The need for more Vision Zero projects came into greater focus last week when the National Highway Traffic Safety Administration (NHTSA) released data showing that pedestrian deaths totaled 6,283, an increase of 3.4% and a record high since 1990, while deaths of those on pedal-powered bikes rose by 6.3% to 857.
And it's not the first time in recent months that safety-related legislation has been introduced in Congress. In July, U.S. Sen. Edward Markey, D-MA, and Rep. Steve Cohen, D-TN, introduced the Complete Streets Act in Congress, a federal law to promote safer street design. The bill would require states to set aside 5% of federal highway funding for a grant program that would fund Complete Streets projects.

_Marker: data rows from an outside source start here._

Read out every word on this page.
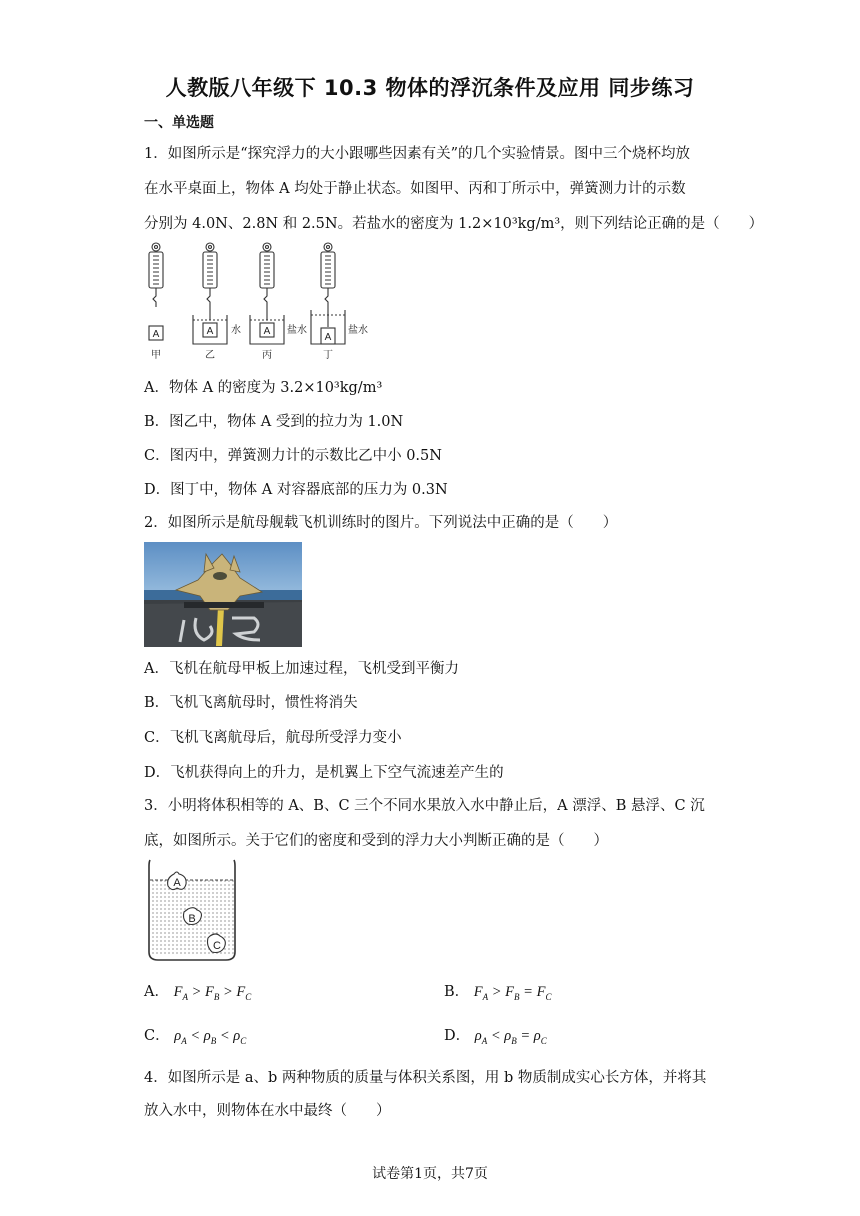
人教版八年级下 10.3 物体的浮沉条件及应用 同步练习
一、单选题
1．如图所示是“探究浮力的大小跟哪些因素有关”的几个实验情景。图中三个烧杯均放
在水平桌面上，物体 A 均处于静止状态。如图甲、丙和丁所示中，弹簧测力计的示数
分别为 4.0N、2.8N 和 2.5N。若盐水的密度为 1.2×10³kg/m³，则下列结论正确的是（　　）
A	A	A
A
水	盐水	盐水
甲	乙	丙	丁
A．物体 A 的密度为 3.2×10³kg/m³
B．图乙中，物体 A 受到的拉力为 1.0N
C．图丙中，弹簧测力计的示数比乙中小 0.5N
D．图丁中，物体 A 对容器底部的压力为 0.3N
2．如图所示是航母舰载飞机训练时的图片。下列说法中正确的是（　　）
A．飞机在航母甲板上加速过程，飞机受到平衡力
B．飞机飞离航母时，惯性将消失
C．飞机飞离航母后，航母所受浮力变小
D．飞机获得向上的升力，是机翼上下空气流速差产生的
3．小明将体积相等的 A、B、C 三个不同水果放入水中静止后，A 漂浮、B 悬浮、C 沉
底，如图所示。关于它们的密度和受到的浮力大小判断正确的是（　　）
A
B
C
A． $F_A > F_B > F_C$	B． $F_A > F_B = F_C$
C． $\rho_A < \rho_B < \rho_C$	D． $\rho_A < \rho_B = \rho_C$
4．如图所示是 a、b 两种物质的质量与体积关系图，用 b 物质制成实心长方体，并将其
放入水中，则物体在水中最终（　　）
试卷第1页，共7页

So far, Vision Zero efforts have been rolled out on the city level. New York is one city that has implement a variety of programs to try and improve safety and encourage better driving, while Orlando has also increased its focus on street safety, having been named the most dangerous for pedestrians by Smart Growth America in a January report.
While national Vision Zero legislation may be uphill sledding in a Congress bedeviled by other political issues, this bill at least shows a willingness to tackle safety issues, and is complemented by other legislation that looks to encourage commuting by bicycle and enhance smart city initiatives. Advocates will hope it is the start of a national movement to encourage safer streets.